Tendo-se deslocado a Chautauqua, no sudeste de Nova Iorque, para proferir uma palestra, o escritor foi apunhalado por um estudante, vestido de preto, chamado Hadi Matar. O autor já se encontrava em palco, junto ao seu amigo Henry Reese, com quem há duas décadas fundou o programa de apoio a escritores forçados ao exílio, City of Asylum, com quem iria debater o carácter cultural híbrido da imaginação na literatura contemporânea. O ataque deste jovem armado com uma faca provocou danos físicos irreparáveis, como a cegueira num olho e a perda de mobilidade numa das mãos. O autor, que chegou a correr risco de vida, tem mantido silêncio em torno deste ataque, contudo este será finalmente quebrado quando sair a sua próxima obra, justamente intitulada Knife, cujo lançamento está previsto para a Primavera de 2024 – esperando nós que não demore muito tempo a ser traduzido e lançado por cá.
Relembre-se que o autor andou fugido durante décadas, após a publicação de Os Versículos Satânicos, em 1988, quando foi condenado à morte pelo Aiatola Khomeini, o líder do Irão, que o acusou de ofender o Islão. O seu livro de memórias, Joseph Anton – Uma memória, é justamente o relato extenso e denso dos cerca de nove anos em que o autor viveu arredado do mundo e teve de mudar de nome, escolhendo a combinação de dois nomes próprios dentre alguns dos seus escritores favoritos: Joseph Conrad e Anton Tchékov.

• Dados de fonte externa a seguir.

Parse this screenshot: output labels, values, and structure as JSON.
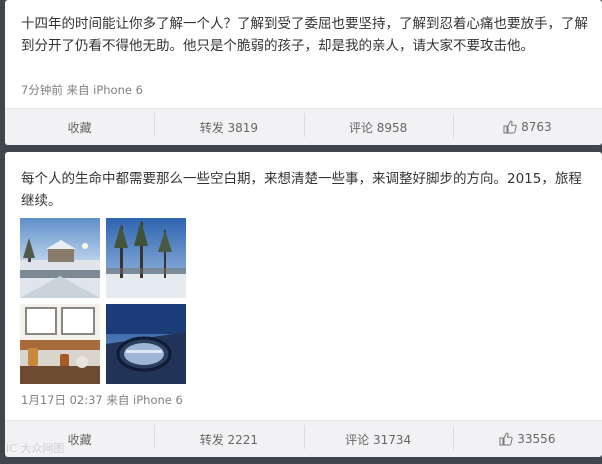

Cidade da Vitória, voltando ao romance que aqui nos interessa apresentar,é uma obra que confirma o grande talento e originalidade de Salman Rushdie, além de uma imaginação tão transcendente quando transbordante. Não é descabido lembrar que Salman Rushdie é considerado, de acordo com a The New Yorker, como «um mestre da narrativa contínua».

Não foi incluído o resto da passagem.